A painting of me

The Death and Life of Great American Cities

   10 August 2005, lunch time

Shima and I are now the proud owners of The Death and Life of Great American Cities by Jane Jacobs. Jacob’s now lives in Toronto—respect. I don’t know much about planning, so reading the introduction to the book was enlightening. It sounds like Jacobs really dug in to the established planning academia. I wonder if her ideas are in use some 30 years later.

So far I have learned that one of the earliest modern planning movements was the Garden City movement, fronted by Sir Ebenezer Howard in his book Garden Cities of To-Morrow. The idea was to basically move people out of the cities into sparsely populated baby cities with big green belts.

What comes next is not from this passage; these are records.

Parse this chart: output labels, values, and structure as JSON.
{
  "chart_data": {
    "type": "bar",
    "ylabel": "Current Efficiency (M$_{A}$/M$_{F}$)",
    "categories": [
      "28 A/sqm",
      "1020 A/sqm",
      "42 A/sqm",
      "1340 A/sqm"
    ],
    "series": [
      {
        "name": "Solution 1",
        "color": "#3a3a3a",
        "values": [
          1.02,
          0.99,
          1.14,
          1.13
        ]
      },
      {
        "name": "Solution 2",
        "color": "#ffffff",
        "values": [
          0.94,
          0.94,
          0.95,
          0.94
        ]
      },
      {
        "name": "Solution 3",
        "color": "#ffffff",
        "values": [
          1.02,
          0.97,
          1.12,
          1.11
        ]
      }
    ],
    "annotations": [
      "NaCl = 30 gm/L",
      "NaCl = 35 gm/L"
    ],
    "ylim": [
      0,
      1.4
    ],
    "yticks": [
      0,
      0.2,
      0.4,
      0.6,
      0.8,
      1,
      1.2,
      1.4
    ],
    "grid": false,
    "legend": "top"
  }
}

Two cities were built using this model: Letchworth and Welwyn. I spent my childhood in Welwyn Garden City, whose name now has much more meaning for me.

So far the book has struck me as well written and well thought out.

There is a quality even meaner than outright ugliness or disorder, and this meaner quality is the dishonest mask of pretended order, achieved by ignoring or suppressing the real order that is struggling to exist and to be served.

 

Comments

  1. Yay, I’m glad you like the book. Now you’ll get all our nicknames on our volleyball team! (I was Ebenezer Howard!)

  2. What does the book have to say about Seattle?